I browsed about tea ceremonies in Kyoto to find out if there was any that I could attend during my trip there.  Disappointingly, I could not find much reliable sources.  But, I discovered some blogs mentioning about them.  There appear to be monthly tea ceremonies held at some of the small temples in Daitokuji often every 28th of a month.  (Daitokuji is a famous and large temple that consists with a number of small temples.)  If a temple is holding a tea ceremony, there seem to be a sign on the entrance gate that says “在釜”.  Anyway, I’m surprised to learn that there is not much information online about tea ceremonies in Kyoto. 

I could not tell how formal the ceremonies will be.  You might need an appointment or to wear kimono.  One blog writer says that he was a tourist there and doesn’t know much about tea ceremonies.  But, he didn’t have any problems joining one.  On the other hand, some other people say that the ceremony is pretty formal and you have to wear kimono.  Humm.  I just wanted to casually join a ceremony during my Kyoto trip.  So, I decided to just go to Daitokuji and look for the sign “在釜”.  If I’m lucky, I’ll get to join one.  If I’m not, I will just have sightseeing on the beautiful gardens in Daitokuji.

Have you ever tried attending a tea ceremony in Kyoto?  How did you find the information ahead?  Do you think I could join one in Kyoto?  I’ll talk about it on the next entry.

This is Sanmon at Daitokuji.  It is said that the statue of Rikyu displayed in this Sanmon can be one of the causes of Rikyu’s seppuku execution. 


  1. Now I am waiting in suspense =P I also wouldn't know how to find a tea ceremony, unless I had a friend in Japan arrange one for me, so this is interesting!

    Also, could you go in to see the statue of Rikyu?
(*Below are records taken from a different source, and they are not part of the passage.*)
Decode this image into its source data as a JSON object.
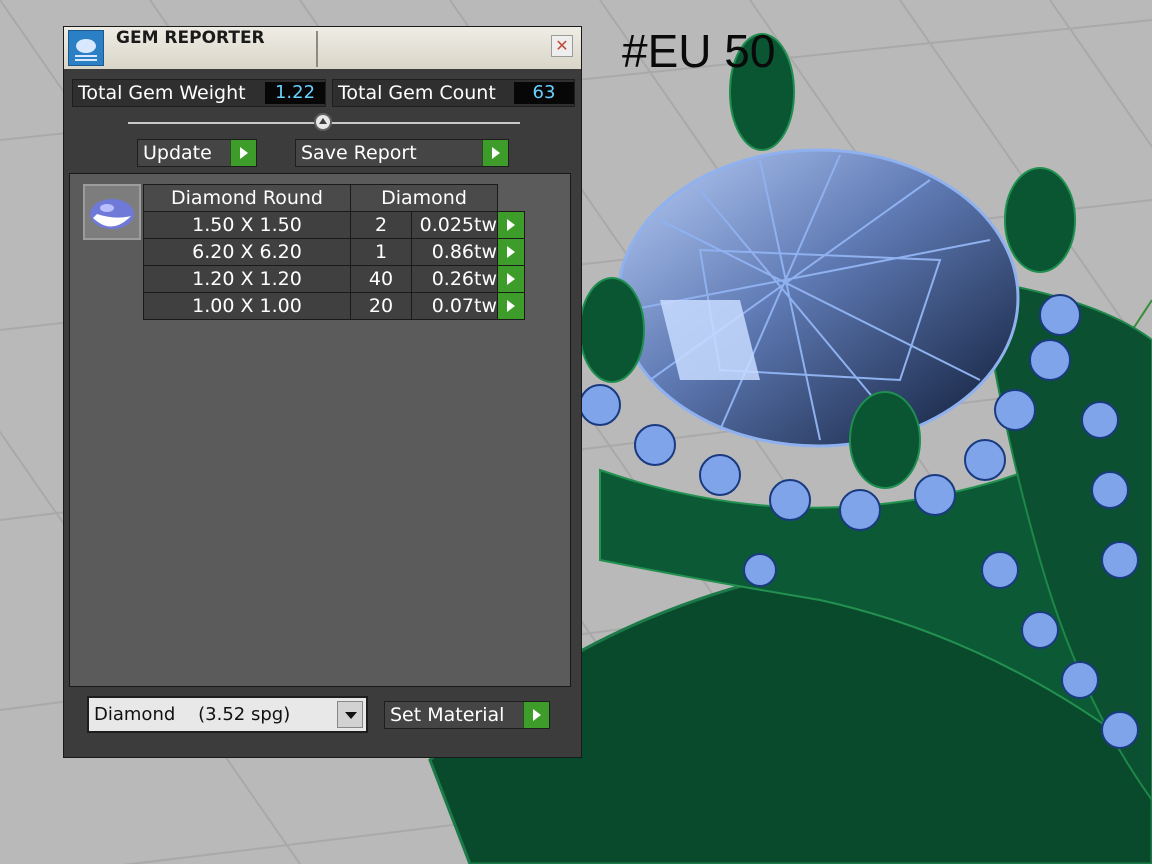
{
  "overlay_label": "#EU 50",
  "dialog": {
    "title": "GEM REPORTER",
    "close_icon": "close-x-icon",
    "total_gem_weight_label": "Total Gem Weight",
    "total_gem_weight_value": "1.22",
    "total_gem_count_label": "Total Gem Count",
    "total_gem_count_value": "63",
    "update_label": "Update",
    "save_report_label": "Save Report",
    "gem_icon": "gem-icon",
    "table": {
      "headers": [
        "Diamond Round",
        "Diamond"
      ],
      "rows": [
        {
          "size": "1.50 X 1.50",
          "count": "2",
          "weight": "0.025tw"
        },
        {
          "size": "6.20 X 6.20",
          "count": "1",
          "weight": "0.86tw"
        },
        {
          "size": "1.20 X 1.20",
          "count": "40",
          "weight": "0.26tw"
        },
        {
          "size": "1.00 X 1.00",
          "count": "20",
          "weight": "0.07tw"
        }
      ]
    },
    "material_select_value": "Diamond    (3.52 spg)",
    "set_material_label": "Set Material"
  },
  "colors": {
    "accent_green": "#3e9c2a",
    "value_cyan": "#6ad0ff",
    "panel_bg": "#3c3c3c"
  }
}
I have only read about it, but never seen pictures!

    1. Without much information, we just went there and looked of a tea ceremony. It was kind of risky but also fun.

      I don’t know if Sanmon is open for tourists. I just passed by Sanmon, and didn’t get in. I’ve just googled for the image of the statue, but I didn’t find it. This webpage ( ) shows the photo of the statue in Sanmon today. It doesn’t seem to be the exact one from that age. The actual one may not exist anymore.

  2. Ah. Thank you for looking for the picture for me!